First Quarter Highlights:

Total production of 11.2 million barrels of oil equivalent (“MMBoe”), or approximately 125,000 Boe per day, a 26 percent increase from the first quarter of 2018. < Compares to my forecast of 127,800 Boepd.

Crude oil, natural gas and NGLs sales of approximately $320 million, a five percent increase from the first quarter of 2018 despite a 16 percent decrease in average per Boe prices between periods.

Net loss for the first quarter of 2019 was $120.2 million, or $1.82 per diluted share, compared to net loss of $13.1 million, or $0.20 per diluted share, for the comparable 2018 period. The year-over-year difference was primarily attributable to a decrease of approximately $160 million in fair value of unsettled derivatives. Adjusted net income for the first quarter, a non-GAAP financial measure defined below, was $18.0 million, or $0.27 per diluted share in 2019 compared to adjusted net income of $3.0 million, or $0.05 per diluted share in 2018. < Adjusted Net Income compares to my forecast of $31.1 million, $0.46 EPS.

Net cash from operating activities was $181.9 million in the first quarter of 2019, compared to $205.1 million in the comparable 2018 period. The decrease between periods is primarily a result of changes in assets and liabilities between periods being somewhat offset by an increase in oil and gas sales between those periods. Adjusted cash flows from operations, a non-GAAP financial measure defined below, were $192.6 million in the first quarter of 2019, compared to $174.9 million in the comparable 2018 period, which does not include changes in assets and liabilities between periods. < Adjusted cash flow from operations compares to my forecast of $194.2 million, $2.86 CF per share.

Improved well costs in both Wattenberg and Delaware Basin operations reflecting reduced drill times and more completion stages per day than originally budgeted.

Nine Delaware Basin turn-in-lines (“TILs”), including the extended-reach lateral Argentine S5, the Company’s first Bone Spring well. Current production for this well, which has yet to reach a peak 30-day IP, is averaging approximately 190 Boe per day per thousand feet and 70 percent crude oil.
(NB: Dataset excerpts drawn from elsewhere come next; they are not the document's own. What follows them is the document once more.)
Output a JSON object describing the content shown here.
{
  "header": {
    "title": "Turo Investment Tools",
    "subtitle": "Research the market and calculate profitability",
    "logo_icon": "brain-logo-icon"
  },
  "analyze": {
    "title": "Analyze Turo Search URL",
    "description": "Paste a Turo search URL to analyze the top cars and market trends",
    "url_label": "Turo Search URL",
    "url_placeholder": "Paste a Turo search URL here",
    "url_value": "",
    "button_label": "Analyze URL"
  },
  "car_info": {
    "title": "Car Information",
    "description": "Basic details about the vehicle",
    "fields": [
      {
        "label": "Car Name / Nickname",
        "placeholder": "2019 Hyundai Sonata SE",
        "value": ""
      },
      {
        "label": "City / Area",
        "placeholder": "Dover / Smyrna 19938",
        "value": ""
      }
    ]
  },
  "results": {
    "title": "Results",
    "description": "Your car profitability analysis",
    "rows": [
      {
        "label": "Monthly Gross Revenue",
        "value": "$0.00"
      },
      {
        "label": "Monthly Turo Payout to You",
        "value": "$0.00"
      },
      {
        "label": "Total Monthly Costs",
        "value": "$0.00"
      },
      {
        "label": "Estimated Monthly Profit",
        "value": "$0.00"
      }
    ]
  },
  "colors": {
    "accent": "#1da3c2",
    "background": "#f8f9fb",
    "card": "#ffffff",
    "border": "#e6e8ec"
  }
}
The Company entered into two definitive agreements to divest certain Delaware Basin midstream assets for an aggregate purchase price of approximately $310 million, subject to post-closing adjustments. Additionally, the Company entered into long-term commercial service agreements with incentive-based provisions worth up to an additional $135 million.

The Company’s Board of Directors recently authorized a stock repurchase plan of up to $200 million of its outstanding common stock, depending on market conditions. The plan is expected to be funded through free cash flow beginning in the third quarter of 2019 with a target completion date of December 31, 2020.

CEO Commentary

President and Chief Executive Officer, Bart Brookman commented, “I’m extremely pleased with our first quarter results, highlighted by our improved drilling and completion pace, below-budget well costs, prolific well results and improved cost structure. These accomplishments, along with the successful monetization of our gas and water midstream assets, which we expect to close in mid-2019, are a tremendous example of PDC delivering value to shareholders through execution of our strategy.”

“Further, as a testament to our confidence in our financial and operational strength, as well as the quality of our assets and depth of current inventory, the PDC Board of Directors has approved a stock repurchase program of up to $200 million, depending on market conditions. PDC’s financial strength and focus on capital discipline, as outlined in our multi-year outlook, has positioned the Company to execute this program through free cash flow generated from operating activities.”

I will update my forecast/valuation model for PDCE on Thursday.